Traders Magazine Online News, September 20, 2018

Barry Star

Options remain the closest community of market participants, and the murkiest. Even to its veterans, the options market can seem uncanny; its trading has always been full of mystery. Rumors abound of big-wins and equally huge losses turning on a dime, and there is common sleight of hand. It evolves at its own pace. But wild swings and tectonic shifts can also be born of simple mistakes. Such was the case in 2015, when a pair of microprocessor manufacturers was first reported to be in merger talks[1]. In only a few seconds, the news quietly generated a sizable option contract on one of the companies’ stock prices. Initially costing around $110,000 for more than 300,000 shares, the option went from completely out of the money to worth $2.4 million in less than half an hour.

The reporting subsequently proved wrong, adding intrigue and furrowing eyebrows. But in the end it wasn’t the windfall or the scant information that turned out to be significant; rather it was the speed. The option, most observers agreed, could only have been generated by an algorithm—an incredibly fast one, at that. While neither the first nor certainly the last, this was some of the most dramatic public evidence yet that low-latency and high-frequency trading (HFT) techniques had arrived—and for that matter, could work—in a space where they had only been casually embraced before.

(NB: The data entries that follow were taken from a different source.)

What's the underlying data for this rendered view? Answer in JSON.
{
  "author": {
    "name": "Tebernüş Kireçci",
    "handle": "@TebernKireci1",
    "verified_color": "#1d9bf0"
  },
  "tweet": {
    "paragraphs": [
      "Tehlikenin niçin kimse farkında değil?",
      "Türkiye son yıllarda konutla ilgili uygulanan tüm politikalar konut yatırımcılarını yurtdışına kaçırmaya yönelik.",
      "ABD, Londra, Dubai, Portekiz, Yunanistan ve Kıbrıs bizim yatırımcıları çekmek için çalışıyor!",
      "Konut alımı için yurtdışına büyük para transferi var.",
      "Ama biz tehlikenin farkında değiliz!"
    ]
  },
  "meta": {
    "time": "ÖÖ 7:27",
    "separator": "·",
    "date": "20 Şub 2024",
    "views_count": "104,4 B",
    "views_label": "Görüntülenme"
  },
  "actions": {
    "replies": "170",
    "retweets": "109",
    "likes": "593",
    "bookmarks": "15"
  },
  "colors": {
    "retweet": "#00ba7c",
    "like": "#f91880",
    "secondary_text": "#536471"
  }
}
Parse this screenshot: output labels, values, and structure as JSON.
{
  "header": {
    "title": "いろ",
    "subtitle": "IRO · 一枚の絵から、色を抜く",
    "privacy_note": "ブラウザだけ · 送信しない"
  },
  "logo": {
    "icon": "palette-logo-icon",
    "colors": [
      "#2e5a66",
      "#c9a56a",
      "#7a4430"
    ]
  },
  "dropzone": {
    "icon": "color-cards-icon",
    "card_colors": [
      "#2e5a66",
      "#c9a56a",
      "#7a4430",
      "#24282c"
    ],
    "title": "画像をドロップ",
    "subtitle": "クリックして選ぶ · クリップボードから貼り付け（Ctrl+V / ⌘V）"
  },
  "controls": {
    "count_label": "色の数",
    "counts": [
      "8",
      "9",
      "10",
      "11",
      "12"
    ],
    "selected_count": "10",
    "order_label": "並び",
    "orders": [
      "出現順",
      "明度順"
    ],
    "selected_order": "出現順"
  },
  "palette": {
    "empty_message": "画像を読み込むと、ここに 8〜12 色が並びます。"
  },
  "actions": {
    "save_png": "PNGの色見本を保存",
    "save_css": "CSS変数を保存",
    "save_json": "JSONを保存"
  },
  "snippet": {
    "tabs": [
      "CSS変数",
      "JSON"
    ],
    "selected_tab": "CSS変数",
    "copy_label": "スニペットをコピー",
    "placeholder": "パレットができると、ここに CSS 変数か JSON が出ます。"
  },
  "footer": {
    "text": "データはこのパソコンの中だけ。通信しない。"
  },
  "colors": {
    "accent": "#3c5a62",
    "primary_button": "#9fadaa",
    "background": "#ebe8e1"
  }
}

Below we explore new trends in the development of event-based trading signals in the equity options market. Ultimately, we conclude that investors must construct a dual strategy—combining measurable post-trade execution quality analysis with pre-trade contextualized indicators of price movements—to effectively mitigate downside risk and exploit market inefficiencies with options.

The Challenge: Reading Corporate Tea Leaves

The growing cohort of investors represents a kind of ‘Goldilocks’ group of options participants. They are compelled to be able to execute in a few seconds, but without the need or wherewithal to move in microseconds. In short, timing matters. Equity options provide an effective way to play on ideas about a listed company’s price—be they changes in market sentiment one way or other, or mitigating short-term volatility. There are myriad ways to construct that option position, from simple binaries up to multi-strike butterflies and other wingspread strategies. Either way, doing so inevitably starts with the target strike (or strikes) and tenor for the option.[2] And they often focus in upon a corporate[3] event.

This exercise requires context—placing a premium on availability and the proper application of data.[4] Key characteristics of an option are shaped by isolating phenomena and information that drive changes in the underlying stock’s price. Indeed, some of the data points surrounding an event can be highly diverse, and at times hard to find. Their impact and relevance will be open to debate and, like the microprocessor merger mentioned above, crucial signals about the direction can sometimes come out of nowhere, or prove inaccurate.